According to a press release from North Dakota Job Service today (see below), the state’s unemployment rate in October remained at a rock-bottom low of 2.8 percent. That’s unchanged from last month and, in fact, is unchanged from October.
But how can that be? After all, the plunge in oil prices and its impact on North Dakota’s economy has been well-documented. There’s still plenty of hiring going on in the state, and generally the economy here is still strong, but there’s no question that plenty of people have been laid off. So why aren’t they showing up in the unemployment rate?
The answer is because most of those workers are leaving the state once their jobs here are gone.
This chart compares North Dakota’s civilian labor force (the number of people who are available for jobs) versus a count of the number of people who are employed. The gap between these two numbers is the unemployment rate.
As you can see, the trend for both numbers is downward over the last year, but they also track one another. When the employed number goes down, so does the count of people in the state who are eligible to work. This means that the workers who are leaving the “employed” category are probably also leaving the state.
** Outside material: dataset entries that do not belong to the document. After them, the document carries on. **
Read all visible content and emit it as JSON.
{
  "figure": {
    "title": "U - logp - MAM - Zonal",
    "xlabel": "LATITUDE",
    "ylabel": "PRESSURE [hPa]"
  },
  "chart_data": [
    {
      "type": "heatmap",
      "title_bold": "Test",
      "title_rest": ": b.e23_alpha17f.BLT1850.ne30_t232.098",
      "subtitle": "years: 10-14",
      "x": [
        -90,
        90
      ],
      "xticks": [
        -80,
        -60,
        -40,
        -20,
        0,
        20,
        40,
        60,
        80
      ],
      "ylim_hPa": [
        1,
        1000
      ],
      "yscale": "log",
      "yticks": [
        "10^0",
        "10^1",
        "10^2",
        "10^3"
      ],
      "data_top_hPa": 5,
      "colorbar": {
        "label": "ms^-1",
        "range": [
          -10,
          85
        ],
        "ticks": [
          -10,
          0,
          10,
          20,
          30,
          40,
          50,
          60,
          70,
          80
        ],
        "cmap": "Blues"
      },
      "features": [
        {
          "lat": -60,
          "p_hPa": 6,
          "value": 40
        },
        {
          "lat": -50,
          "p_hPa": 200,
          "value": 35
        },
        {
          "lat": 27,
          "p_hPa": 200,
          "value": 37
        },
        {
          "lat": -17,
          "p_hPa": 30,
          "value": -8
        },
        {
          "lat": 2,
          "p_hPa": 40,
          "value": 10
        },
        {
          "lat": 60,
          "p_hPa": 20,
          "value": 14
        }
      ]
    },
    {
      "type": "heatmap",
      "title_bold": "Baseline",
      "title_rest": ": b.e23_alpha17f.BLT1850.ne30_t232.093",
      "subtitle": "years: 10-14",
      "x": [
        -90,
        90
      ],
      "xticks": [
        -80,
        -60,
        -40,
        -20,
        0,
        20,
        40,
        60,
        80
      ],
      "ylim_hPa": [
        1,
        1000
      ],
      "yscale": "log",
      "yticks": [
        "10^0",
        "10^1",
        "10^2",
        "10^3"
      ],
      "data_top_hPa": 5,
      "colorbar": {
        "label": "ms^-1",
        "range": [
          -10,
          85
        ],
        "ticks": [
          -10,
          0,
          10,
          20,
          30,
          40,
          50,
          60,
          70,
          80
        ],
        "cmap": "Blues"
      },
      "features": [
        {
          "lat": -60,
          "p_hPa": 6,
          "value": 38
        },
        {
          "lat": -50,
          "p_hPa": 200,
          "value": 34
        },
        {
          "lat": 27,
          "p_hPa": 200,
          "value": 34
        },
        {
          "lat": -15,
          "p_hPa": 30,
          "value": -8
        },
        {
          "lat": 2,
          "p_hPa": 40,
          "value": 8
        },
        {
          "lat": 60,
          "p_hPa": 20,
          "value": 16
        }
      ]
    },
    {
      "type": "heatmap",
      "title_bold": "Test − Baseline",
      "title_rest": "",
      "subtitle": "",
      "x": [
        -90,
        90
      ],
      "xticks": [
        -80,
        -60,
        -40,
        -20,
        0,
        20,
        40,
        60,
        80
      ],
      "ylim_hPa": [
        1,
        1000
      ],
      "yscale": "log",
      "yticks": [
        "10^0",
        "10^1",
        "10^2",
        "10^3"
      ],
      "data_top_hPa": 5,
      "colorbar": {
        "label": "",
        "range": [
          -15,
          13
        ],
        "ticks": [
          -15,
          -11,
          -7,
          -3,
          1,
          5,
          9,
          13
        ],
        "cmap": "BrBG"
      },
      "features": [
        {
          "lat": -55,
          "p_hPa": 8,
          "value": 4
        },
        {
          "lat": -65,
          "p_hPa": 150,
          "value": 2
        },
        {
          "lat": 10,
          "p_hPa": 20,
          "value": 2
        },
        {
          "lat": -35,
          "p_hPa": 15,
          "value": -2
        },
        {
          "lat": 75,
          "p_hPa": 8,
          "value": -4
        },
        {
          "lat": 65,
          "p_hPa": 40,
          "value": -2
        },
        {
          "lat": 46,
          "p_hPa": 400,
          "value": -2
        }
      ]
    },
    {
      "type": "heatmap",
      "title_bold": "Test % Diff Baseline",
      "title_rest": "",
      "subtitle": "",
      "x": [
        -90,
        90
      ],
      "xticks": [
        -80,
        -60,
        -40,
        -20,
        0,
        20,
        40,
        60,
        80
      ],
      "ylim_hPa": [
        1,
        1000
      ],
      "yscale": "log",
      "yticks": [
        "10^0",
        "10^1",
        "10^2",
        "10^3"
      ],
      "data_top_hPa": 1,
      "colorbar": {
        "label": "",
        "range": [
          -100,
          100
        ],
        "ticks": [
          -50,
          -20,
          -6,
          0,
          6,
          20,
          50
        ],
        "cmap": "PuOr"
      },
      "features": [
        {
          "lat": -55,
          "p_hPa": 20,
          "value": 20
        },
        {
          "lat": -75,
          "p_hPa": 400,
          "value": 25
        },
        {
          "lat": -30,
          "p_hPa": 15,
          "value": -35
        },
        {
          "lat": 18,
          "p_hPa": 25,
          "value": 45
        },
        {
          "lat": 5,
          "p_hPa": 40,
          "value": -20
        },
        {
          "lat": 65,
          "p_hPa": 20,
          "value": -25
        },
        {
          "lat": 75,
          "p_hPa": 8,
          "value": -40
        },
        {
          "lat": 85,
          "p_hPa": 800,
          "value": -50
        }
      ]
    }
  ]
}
North Dakota lost just over 6,000 employed workers from October 2014 to October 2014, but the civilian labor force also shrank 6,496 workers, which is how the unemployment rate stayed essentially unchanged.
Job Service officials have noted a spike in unemployment benefits paid out-of-state. “Michael Ziesch with Job Service North Dakota says about 53 percent of payments have gone to out-of-staters over the past twelve month period,” the KXNews reported in September. “He says traditionally that number has been less than twenty percent.”
According to that report, workers who lost their jobs in North Dakota and move out of state get counted in their home state’s unemployment counts even though North Dakota is on the hook for paying their unemployment benefits.
What this means, ironically, is that North Dakota is getting some benefits from being something of an acquired taste when it comes to places to live. Were we, say, California or Florida a lot of these workers might be sticking around inflating the unemployment rate and signing up for public assistance programs.